Il filosofo e psicoanalista lionese Roland Chvetzoff, in un intervento apparso sul sito de “La Croix”, riflette sul fascino ambiguo di ChatGPT e degli agenti conversazionali. Mentre la sofferenza psicologica cresce, soprattutto tra i giovani, queste macchine offrono un ascolto senza giudizio, rapido e sempre disponibile. Ma proprio l’assenza d’errore, di esitazione, di corpo, finisce per svuotare la parola della sua verità.
La relazione umana, ricorda Chvetzoff, vive invece dell’imperfezione: della pausa, del dubbio, del rischio di non essere capiti. È nell’“inciampo” del linguaggio che l’altro diventa reale.
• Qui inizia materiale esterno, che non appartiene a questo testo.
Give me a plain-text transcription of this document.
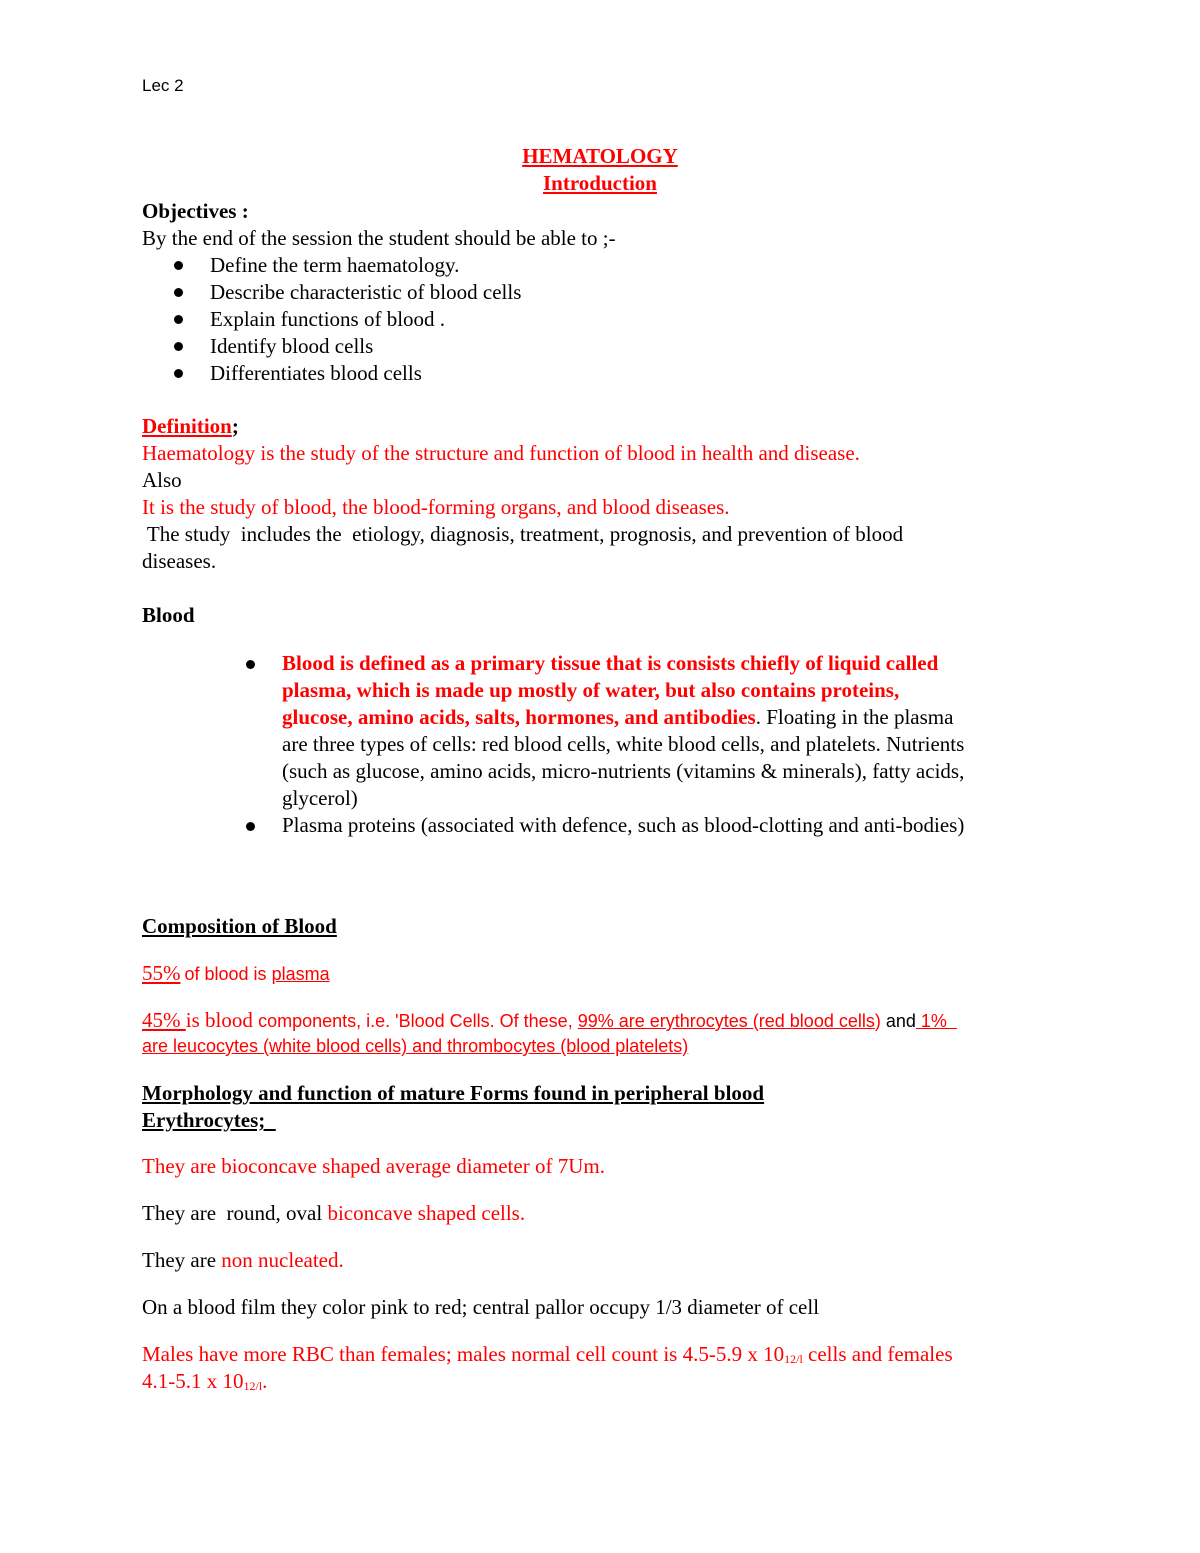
Lec 2
HEMATOLOGY
Introduction
Objectives :
By the end of the session the student should be able to ;-
Define the term haematology.
Describe characteristic of blood cells
Explain functions of blood .
Identify blood cells
Differentiates blood cells
Definition;
Haematology is the study of the structure and function of blood in health and disease.
Also
It is the study of blood, the blood-forming organs, and blood diseases.
The study  includes the  etiology, diagnosis, treatment, prognosis, and prevention of blood
diseases.
Blood
Blood is defined as a primary tissue that is consists chiefly of liquid called
plasma, which is made up mostly of water, but also contains proteins,
glucose, amino acids, salts, hormones, and antibodies. Floating in the plasma
are three types of cells: red blood cells, white blood cells, and platelets. Nutrients
(such as glucose, amino acids, micro-nutrients (vitamins & minerals), fatty acids,
glycerol)
Plasma proteins (associated with defence, such as blood-clotting and anti-bodies)
Composition of Blood
55% of blood is plasma
45% is blood components, i.e. 'Blood Cells. Of these, 99% are erythrocytes (red blood cells) and 1%
are leucocytes (white blood cells) and thrombocytes (blood platelets)
Morphology and function of mature Forms found in peripheral blood
Erythrocytes;
They are bioconcave shaped average diameter of 7Um.
They are  round, oval biconcave shaped cells.
They are non nucleated.
On a blood film they color pink to red; central pallor occupy 1/3 diameter of cell
Males have more RBC than females; males normal cell count is 4.5-5.9 x $10_{12/l}$ cells and females
4.1-5.1 x $10_{12/l}$.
La trappola della madre amorevole
ChatGPT si presenta come una presenza accogliente, una “madre amorevole” pronta a comprendere tutto. Ma in questa promessa di protezione totale – osserva Chvetzoff, evocando La promessa dell’alba di Romain Gary – si annida il pericolo di una dipendenza affettiva. La macchina non conosce la mancanza, non tollera il conflitto, non lascia spazio al desiderio.
Nel suo linguaggio perfetto e illimitato, l’Altro – quello vero, fatto di alterità e di resistenza – svanisce. La parola diventa un flusso di dati, lo scambio umano un simulacro.
Il valore del fallimento
Contro la tentazione del dialogo “senza attrito”, Chvetzoff richiama la lezione della psicoanalisi: lo psicoanalista non risponde per riempire, ma per aprire. Accoglie la mancanza, non la colma. La macchina, invece, corregge, chiarisce, riformula: mette a tacere ciò che ci fonda, la nostra divisione interiore.
“Mai altro. Ho provato. Ho fallito. Riprova. Fallisci meglio”, scriveva Beckett. È in questo fallire meglio che si misura l’umano. L’intelligenza artificiale, utile come strumento, diventa minacciosa solo quando si sostituisce all’interlocutore.
Il compito, conclude Chvetzoff, spetta a noi: ricordare che la cura, l’educazione e il dialogo non sono fatti di risposte perfette, ma di silenzi condivisi e fragilità accolte.